A gallbladder attack can be a painful condition that occurs when the gallbladder is inflamed or infected, with or without gallstones. In some cases, lifestyle changes can prevent future attacks, or it may be necessary to have surgery to treat gallstones or remove the gallbladder.
Sometimes lifestyle changes may prevent future gallbladder attacks or at least reduce their severity. Often gallstones occur in people who eat a high-fat diet. If you are overweight, your doctor will advise you to lose weight slowly. Rapid weight loss can trigger gallbladder problems, so you should aim to lose one or two pounds per week unless your doctor advises you differently. Regardless of whether you need to lose weight, you should eat a low-fat diet by avoiding fried and heavily processed foods. Switch any dairy products to low-fat or fat-free varieties or try dairy alternatives, and choose lean cuts of meat. Other dietary recommendations are much like a heart-healthy diet. You should choose complex carb sources that are slow-digesting and increase your intake of fruits and vegetables.

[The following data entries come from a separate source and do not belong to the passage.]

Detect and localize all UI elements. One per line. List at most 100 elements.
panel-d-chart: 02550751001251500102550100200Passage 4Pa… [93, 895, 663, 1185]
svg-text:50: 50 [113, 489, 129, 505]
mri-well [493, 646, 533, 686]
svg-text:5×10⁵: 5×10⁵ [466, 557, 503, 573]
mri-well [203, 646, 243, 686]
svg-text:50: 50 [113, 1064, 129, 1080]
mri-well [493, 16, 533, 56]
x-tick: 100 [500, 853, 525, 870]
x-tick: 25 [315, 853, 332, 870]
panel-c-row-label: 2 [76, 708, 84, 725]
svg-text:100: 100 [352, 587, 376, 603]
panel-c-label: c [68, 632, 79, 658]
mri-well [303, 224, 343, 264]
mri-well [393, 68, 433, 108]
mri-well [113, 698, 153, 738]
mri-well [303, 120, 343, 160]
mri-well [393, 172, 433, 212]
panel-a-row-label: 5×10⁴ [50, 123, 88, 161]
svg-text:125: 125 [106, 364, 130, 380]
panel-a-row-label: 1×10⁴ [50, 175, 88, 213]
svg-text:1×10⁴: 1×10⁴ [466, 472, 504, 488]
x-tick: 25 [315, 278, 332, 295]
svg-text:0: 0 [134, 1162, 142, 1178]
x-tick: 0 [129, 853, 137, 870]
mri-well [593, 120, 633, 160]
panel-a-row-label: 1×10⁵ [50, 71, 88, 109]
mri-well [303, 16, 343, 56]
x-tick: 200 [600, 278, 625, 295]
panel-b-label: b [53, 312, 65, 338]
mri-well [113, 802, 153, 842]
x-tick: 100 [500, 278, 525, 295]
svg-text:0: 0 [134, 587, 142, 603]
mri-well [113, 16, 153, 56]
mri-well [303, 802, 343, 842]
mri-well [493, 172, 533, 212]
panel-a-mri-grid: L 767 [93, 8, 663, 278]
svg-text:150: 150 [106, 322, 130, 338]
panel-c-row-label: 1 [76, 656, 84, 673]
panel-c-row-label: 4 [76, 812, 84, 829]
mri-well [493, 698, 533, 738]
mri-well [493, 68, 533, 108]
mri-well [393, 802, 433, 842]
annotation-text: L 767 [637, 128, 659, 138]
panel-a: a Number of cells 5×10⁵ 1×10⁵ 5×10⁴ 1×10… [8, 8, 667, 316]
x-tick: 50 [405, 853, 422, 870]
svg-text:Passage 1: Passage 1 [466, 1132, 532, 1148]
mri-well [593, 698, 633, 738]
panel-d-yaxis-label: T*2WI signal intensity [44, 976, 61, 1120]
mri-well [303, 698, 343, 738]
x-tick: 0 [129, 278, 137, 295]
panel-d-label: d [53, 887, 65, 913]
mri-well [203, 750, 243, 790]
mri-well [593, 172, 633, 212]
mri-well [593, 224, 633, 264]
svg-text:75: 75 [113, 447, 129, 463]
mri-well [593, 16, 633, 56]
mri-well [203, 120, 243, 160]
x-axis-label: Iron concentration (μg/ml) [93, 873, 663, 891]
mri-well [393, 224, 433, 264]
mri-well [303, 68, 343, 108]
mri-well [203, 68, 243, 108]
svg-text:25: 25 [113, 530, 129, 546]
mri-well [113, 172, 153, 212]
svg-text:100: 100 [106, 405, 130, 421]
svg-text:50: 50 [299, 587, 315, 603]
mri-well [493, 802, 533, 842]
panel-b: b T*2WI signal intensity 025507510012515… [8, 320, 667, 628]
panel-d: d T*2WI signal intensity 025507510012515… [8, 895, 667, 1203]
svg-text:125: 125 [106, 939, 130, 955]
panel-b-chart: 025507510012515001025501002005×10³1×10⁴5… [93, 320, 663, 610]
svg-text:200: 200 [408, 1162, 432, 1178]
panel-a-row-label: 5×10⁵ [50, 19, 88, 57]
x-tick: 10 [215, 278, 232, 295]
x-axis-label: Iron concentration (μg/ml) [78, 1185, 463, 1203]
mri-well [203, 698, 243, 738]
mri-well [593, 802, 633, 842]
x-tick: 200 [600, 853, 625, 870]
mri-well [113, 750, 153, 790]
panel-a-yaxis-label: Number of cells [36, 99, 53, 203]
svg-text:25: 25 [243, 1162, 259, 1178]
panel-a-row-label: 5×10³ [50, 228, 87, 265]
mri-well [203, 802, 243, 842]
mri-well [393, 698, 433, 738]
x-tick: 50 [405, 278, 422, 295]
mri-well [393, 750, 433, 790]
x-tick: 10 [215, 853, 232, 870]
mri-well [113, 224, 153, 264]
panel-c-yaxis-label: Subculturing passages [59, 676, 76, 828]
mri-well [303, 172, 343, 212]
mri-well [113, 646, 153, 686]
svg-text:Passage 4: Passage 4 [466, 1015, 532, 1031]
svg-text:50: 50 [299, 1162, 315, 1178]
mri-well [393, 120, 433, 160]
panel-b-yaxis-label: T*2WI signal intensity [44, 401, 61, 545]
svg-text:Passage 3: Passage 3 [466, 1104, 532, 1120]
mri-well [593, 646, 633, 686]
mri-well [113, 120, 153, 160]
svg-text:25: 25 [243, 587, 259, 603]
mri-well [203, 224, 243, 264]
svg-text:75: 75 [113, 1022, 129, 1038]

During a current gallbladder attack, pain-relievers are usually prescribed to make you more comfortable until the attack runs its course or other treatments work. If there is any indication there is an infection, you will also be prescribed antibiotics. Some people with a few, small gallstones may be prescribed medication that helps dissolve gallstones. The medication may be taken for years because it does not work instantly. Oral bile salts can be another treatment option because it supplements naturally-occurring bile salts to help break-down cholesterol that ordinarily would form into stones and cause an attack.
Several procedures can be used to either break up gallstones or remove the gallbladder entirely. Lithotripsy uses shock waves to break up the gallstones into smaller pieces so they are easier to pass. In other instances, removal of the gallbladder is the best course of action because it eliminates future attacks. Some surgical procedures, such as weight loss surgery, include removal of the gallbladder since there is a high risk of gallbladder problems after the procedure. Removing the gallbladder at the same time as weight loss surgery reduces the chance of needing future surgery.
Many gallbladder attacks can be managed with acute treatment for the symptoms and lifestyle changes. In severe cases, gallstones may need to be broken up so they can be passed with less pain or the gallbladder may need to be removed to prevent future issues.